Un halo violet court au-dessus de casiers où pousseront bientôt laitues, herbes aromatiques et chou kale: dans un entrepôt banal d’une zone industrielle de la banlieue de Copenhague se cache une des plus grandes fermes « verticales » d’Europe, inaugurée cette semaine.

D’immenses étagères de 14 niveaux, hautes de 10 mètres et éclairées par un total de 20.000 ampoules LED, remplissent du sol au plafond ce vaste hangar de 7.000 mètres carrés, exploité par la start-up danoise Nordic Harvest.

Afin d’assurer des récoltes très régulières – 15 fois par an ici -, les produits qui ne voient pas la lumière du jour sont perpétuellement éclairés.

Ces fermes urbaines subissent les railleries des agriculteurs de la campagne, qui doutent de leur capacité à nourrir la planète et questionnent leur consommation d’électricité ou encore le prix de leurs produits.

Mais Anders Riemann décrit au contraire un modèle écologique, avec des circuits courts proches du consommateur, à condition d’utiliser une électricité verte, comme c’est le cas ici. 

« Une ferme verticale est caractérisée par l’absence de nuisance à l’environnement, en recyclant toute l’eau, les nutriments ou les engrais », plaide le quinquagénaire, qui n’utilise pas de pesticide.

S’il reste discret sur le montant de sa facture d’électricité, le courant provient de « certificats du vent » enregistrés à la Bourse de l’énergie – un document juridique « garantissant que la quantité d’électricité que vous consommez en un an équivaut à l’électricité produite par des éoliennes offshore numérotées », assure M. Riemann.

Nées au début des années 2010, ces fermes verticales se sont multipliées en Asie et aux Etats-Unis notamment, où se trouve la plus grande ferme verticale du monde. Elles commencent à se développer timidement en Europe.
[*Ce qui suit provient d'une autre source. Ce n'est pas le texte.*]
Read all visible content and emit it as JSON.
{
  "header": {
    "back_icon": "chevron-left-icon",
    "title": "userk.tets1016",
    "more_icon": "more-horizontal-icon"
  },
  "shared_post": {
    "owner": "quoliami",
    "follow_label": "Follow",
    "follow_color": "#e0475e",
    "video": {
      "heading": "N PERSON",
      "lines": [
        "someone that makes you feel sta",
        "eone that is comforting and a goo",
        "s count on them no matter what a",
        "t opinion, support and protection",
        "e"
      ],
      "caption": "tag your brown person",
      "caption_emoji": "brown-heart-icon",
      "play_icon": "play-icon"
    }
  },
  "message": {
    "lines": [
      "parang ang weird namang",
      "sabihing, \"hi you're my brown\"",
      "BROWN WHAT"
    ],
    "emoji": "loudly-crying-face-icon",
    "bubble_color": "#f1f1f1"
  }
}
Pour M. Riemann, le développement de l’agriculture urbaine pourrait contribuer à la reforestation de terres exploitées par la monoculture.

« Nous avons déplacé les forêts afin d’avoir des champs cultivés », déplore-t-il, défendant le retour en ville « d’une partie de la production alimentaire, cultivée sur un terrain beaucoup plus petit et dans un espace optimisé en hauteur ».

Dans sa ferme, il utilise 1 litre d’eau par kilogramme de masse végétale, soit 40 fois moins que pour la culture sous serre et 250 fois que dans les champs, affirme-t-il.